Ce qui est très fort dans la mise en scène de Claude Berri, ce qui est rappelé à la fin de Manon des sources, c'est que César n'a jamais adressé la parole à Jean, qu'il ne l'a jamais regardé dans les yeux, qu'il n'a jamais entendu le son de sa voix. Il l'observe de loin, l'espionne, satisfait de son échec. La seule fois où les deux hommes se font face, c'est au terrain de pétanque quand une boule manque de percuter les Cadoret, mais Jean ne dit pas un mot.

Manon des sources commence 10 ans plus tard, après la mort accidentelle de Jean de Florette. La ferme des romarins est exploitée par Ugolin. Ils ne le savaient pas mais Manon l'avait vu déboucher la source, elle s'était enfui en hurlant. Depuis, c'est une bergère. Emmanuelle Béart gambade sur les collines, loin du village, elle ne sait pas encore qu'elle va parvenir à se venger de la mort de son père causée, avec tant de cruauté, par les Soubeyran.

C'est le nouvel instituteur (Hyppolite Girardot) qui va tout enclencher, qui va, sans le savoir, fournir le mode opératoire du destin. Il s'intéresse à la nature, il s'intéresse à la fontaine qui alimente le village en eau. Alors bien-sûr, cette deuxième partie que j'aime moins que la première, est celle des amours, la jeune bergère est attirée irrésistiblement par le jeune instituteur, ils se comprennent, ils s'aident, ils partagent des secrets.

Mais ce qui est de plus beau c'est la fatum que se coltine Ugolin, ses cris dans les collines « Manon, Manon, je t'aime d'amour », ce ruban qui appartient à Manon et qu'il se coud sur le poitrail, ses maladresses qui confinent à la bêtise crasse quand il continue encore et encore de suivre les conseils de son oncle. Sa gueule, au fur et à mesure qu'il souffre de cet amour en sens unique, part de plus en plus de traviole. La tragédie s'accomplit.

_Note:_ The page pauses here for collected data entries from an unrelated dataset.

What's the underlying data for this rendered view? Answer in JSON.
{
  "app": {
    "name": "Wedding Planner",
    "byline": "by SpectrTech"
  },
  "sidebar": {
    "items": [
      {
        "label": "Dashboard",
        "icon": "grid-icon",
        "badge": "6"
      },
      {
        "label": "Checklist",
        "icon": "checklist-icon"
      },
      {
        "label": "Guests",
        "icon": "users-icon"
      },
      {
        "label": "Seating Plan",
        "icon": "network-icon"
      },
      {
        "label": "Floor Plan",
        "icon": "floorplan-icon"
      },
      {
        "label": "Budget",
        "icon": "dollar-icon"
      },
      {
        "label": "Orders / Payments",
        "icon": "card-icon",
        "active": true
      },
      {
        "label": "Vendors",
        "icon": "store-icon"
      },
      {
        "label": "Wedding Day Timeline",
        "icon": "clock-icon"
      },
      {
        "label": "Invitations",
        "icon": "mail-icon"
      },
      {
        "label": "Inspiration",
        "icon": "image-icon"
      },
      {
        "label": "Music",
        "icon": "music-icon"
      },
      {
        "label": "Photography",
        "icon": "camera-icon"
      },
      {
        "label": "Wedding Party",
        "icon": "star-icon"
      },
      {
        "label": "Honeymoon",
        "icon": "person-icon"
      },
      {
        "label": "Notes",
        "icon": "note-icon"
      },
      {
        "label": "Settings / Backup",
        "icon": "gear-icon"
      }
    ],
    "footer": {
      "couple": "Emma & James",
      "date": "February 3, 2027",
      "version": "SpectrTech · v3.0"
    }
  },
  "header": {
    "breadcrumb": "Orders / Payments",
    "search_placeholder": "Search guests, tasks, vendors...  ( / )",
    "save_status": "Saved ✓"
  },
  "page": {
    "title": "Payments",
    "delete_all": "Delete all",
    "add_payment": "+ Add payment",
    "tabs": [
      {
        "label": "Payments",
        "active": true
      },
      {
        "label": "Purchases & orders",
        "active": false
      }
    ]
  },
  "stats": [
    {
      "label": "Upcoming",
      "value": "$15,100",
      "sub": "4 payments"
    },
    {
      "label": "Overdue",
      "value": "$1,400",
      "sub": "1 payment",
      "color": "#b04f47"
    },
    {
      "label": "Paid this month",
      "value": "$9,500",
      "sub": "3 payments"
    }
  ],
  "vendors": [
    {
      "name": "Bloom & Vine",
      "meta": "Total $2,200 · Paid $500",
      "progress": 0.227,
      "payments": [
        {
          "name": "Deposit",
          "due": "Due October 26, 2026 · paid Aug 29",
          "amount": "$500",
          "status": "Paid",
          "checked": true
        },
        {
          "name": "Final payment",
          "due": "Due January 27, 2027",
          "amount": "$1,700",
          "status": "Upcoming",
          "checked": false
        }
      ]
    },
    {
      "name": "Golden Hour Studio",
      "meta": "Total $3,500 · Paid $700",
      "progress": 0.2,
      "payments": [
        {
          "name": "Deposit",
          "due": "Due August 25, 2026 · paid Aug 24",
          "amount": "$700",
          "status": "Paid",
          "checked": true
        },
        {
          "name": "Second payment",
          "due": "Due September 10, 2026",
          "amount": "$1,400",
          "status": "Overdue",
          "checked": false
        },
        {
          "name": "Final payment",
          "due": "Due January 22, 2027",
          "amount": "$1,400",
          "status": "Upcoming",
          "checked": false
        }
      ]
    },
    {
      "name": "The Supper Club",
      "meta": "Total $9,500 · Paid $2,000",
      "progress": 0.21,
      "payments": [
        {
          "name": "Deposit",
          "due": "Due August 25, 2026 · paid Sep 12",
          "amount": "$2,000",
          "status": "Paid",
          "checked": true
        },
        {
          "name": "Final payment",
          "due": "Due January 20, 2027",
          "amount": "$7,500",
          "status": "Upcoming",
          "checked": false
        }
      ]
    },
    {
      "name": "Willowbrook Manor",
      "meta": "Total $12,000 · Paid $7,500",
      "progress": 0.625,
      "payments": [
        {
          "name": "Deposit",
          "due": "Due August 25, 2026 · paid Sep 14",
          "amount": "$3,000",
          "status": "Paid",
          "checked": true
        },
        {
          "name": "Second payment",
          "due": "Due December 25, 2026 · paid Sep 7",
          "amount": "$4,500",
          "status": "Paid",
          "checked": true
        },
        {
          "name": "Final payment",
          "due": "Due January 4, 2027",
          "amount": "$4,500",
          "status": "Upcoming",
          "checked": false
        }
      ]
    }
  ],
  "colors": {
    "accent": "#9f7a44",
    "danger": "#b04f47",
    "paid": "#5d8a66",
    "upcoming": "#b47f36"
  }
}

J'ai vu Jean de Florette au cinéma quand j'avais 14 ans et demi, j'allais peu au cinéma quand j'étais adolescent. C'était d'autant plus rare que mon père détestait Yves Montand et tout ce qu'il représentait pour lui. Là encore, le film de Claude Berri m'a toujours impressionné, je le connais par cœur, je peux faire de chouettes imitations d'Ugolin et du Papet et j'ai toujours dans un coin de ma mémoire l'air d'harmonica de Toots Thielemans titré « la force du destin ».